Aquellos ingenuos caciques

Cualquier cacique de la vieja estirpe consideraría un ultraje que alguien tratase de pagarle un favor con algo más que un par de capones en Navidad

juan soto

Van ahora 75 años de la muerte de Pepe Benito, el legendario cacique lugués capaz de «sacar diputados como buñuelos» (lo escribió en ABC Hermida Balado), a quien Fole dedicó un responso lorquista (¡Ay, Ford de las actas dobles, / mago del puesto corrido!) y a quien Manuel María retrató como «home agudísimo, cunha retranca moi do país e nada rencoroso».

Comparado con los actuales saqueadores políticos y sindicales, Pepe Benito, que presidió la Diputación de Lugo durante veinte años y que desde su despacho de abogado removía cargos de no demasiado calado, sería considerado poco más que un mequetrefe. Y quien dice Pepe Benito dice los grandes cacicotes de Galicia: Bugallal, Riestra, Montero Ríos... Unos ingenuos sin mañas ni estómago para robar por cualquiera de los procedimientos practicados hoy por aquellos que, en palabras de Fernández Liñares, paradigma de golfo cazurro, desempeñan funciones de «gestores de la cercanía».

La red clientelar de Pepe Benito era una malla sin zurcir al lado de las tejidas por Cacharro o por Baltar. Su nepotismo, oposiciones libres al lado de los cientos de asesores que los actuales carguiños locales, provinciales y autonómicos enchufan a dedo, entresacados de entre hermanos, novias, primos y cuñados.

Cualquier cacique de la vieja estirpe consideraría un ultraje que alguien tratase de pagarle un favor con algo más que un par de capones en Navidad. En cuestión de dinero contante y sonante, a todos ellos el ejercicio de la política les reportó muchos gastos y ningún beneficio.
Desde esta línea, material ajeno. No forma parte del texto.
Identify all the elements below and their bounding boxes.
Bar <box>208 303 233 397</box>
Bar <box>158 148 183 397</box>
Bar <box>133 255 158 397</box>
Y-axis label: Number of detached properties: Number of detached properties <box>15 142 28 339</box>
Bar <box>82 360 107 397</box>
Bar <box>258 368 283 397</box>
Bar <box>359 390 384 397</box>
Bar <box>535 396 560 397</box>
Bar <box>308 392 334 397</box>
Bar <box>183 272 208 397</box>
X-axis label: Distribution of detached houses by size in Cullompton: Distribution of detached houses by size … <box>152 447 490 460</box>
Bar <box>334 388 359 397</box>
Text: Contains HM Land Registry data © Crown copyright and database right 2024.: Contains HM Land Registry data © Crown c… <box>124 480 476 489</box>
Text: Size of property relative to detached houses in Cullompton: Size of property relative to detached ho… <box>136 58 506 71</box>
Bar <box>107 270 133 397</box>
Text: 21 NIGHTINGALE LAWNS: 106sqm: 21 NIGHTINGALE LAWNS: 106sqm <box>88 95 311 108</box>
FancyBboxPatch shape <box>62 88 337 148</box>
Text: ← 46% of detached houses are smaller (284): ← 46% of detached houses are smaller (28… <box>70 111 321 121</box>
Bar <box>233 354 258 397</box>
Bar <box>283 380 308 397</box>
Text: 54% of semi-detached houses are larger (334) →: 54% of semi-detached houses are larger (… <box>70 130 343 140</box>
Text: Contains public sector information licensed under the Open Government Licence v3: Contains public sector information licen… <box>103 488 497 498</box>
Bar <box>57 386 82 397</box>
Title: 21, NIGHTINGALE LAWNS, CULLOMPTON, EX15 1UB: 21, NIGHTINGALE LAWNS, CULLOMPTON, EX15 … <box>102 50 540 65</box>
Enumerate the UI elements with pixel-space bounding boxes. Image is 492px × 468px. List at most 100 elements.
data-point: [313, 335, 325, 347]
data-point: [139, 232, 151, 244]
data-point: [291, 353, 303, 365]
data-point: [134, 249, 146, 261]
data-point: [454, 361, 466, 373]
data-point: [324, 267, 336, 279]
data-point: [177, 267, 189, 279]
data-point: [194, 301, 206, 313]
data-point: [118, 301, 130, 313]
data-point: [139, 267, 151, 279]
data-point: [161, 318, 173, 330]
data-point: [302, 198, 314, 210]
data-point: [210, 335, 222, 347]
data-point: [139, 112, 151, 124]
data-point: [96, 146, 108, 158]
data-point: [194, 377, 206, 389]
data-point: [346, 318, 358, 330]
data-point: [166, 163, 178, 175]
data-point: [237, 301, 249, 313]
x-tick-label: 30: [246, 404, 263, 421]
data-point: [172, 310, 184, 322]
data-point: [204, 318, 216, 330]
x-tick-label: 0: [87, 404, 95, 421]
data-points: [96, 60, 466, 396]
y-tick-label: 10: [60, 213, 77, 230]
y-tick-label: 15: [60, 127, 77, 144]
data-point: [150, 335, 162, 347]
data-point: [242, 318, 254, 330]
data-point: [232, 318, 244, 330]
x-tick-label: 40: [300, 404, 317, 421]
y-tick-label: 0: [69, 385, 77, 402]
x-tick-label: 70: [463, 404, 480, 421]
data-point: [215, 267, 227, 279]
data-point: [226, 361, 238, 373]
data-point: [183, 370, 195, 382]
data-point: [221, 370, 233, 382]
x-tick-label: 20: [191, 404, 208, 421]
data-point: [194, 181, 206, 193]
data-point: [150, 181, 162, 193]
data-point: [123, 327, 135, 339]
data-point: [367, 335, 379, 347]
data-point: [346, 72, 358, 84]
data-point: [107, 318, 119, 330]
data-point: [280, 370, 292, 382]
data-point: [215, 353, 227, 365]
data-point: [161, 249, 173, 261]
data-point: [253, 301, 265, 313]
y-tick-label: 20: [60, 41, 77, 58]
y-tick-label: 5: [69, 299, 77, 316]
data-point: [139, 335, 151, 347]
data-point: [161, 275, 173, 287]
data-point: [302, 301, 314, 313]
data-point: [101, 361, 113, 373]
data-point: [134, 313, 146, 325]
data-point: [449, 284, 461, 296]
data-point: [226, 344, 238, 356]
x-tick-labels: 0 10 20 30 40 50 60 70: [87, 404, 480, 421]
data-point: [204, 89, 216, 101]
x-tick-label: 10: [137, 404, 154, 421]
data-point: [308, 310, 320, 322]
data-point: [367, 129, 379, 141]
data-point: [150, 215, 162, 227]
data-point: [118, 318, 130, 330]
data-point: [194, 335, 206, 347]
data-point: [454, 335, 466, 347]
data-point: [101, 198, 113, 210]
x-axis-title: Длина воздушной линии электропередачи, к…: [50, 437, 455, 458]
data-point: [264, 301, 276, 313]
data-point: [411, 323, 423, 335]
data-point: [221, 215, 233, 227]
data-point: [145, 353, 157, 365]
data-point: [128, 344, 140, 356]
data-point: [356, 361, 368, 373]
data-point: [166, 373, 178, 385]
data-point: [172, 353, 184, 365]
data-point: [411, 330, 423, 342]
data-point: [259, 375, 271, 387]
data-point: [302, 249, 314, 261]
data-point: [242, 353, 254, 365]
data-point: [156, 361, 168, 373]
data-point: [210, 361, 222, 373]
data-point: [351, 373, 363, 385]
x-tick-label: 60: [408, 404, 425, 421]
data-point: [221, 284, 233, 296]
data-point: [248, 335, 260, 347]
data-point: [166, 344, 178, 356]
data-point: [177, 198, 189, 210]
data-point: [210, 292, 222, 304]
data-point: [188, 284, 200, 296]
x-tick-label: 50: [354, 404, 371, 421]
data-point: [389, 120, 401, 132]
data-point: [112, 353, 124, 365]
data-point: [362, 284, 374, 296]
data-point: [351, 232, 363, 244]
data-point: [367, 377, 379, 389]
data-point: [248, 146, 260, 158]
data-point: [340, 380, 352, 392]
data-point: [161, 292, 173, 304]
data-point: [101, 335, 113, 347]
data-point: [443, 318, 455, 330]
En cualquier familia medianamente acomodada, el que un hijo se dedicase a la política se consideraba una desgracia, porque se temía, y con razón, que tal ocupación pondría en grave riesgo el bienestar económico de los suyos.

Aquel Pepe Benito, aquellos otros pepebenitos que dio la provincia de Lugo (tal vez el último Antonio Rosón) se sentirían víctimas de una gravísima afrenta si la Historia los metiese en el mismo cajón que a los bribones de las tarjetas negras, tipos de la catadura de Méndez o Fernández Gayoso, el caco Fernández Villa o a los integrantes de la banda de los Pujol. «Nosotros —dirían justamente indignados— somos caciques, pero no sinvergüenzas». Y a ver quién se atrevía a discutirlo.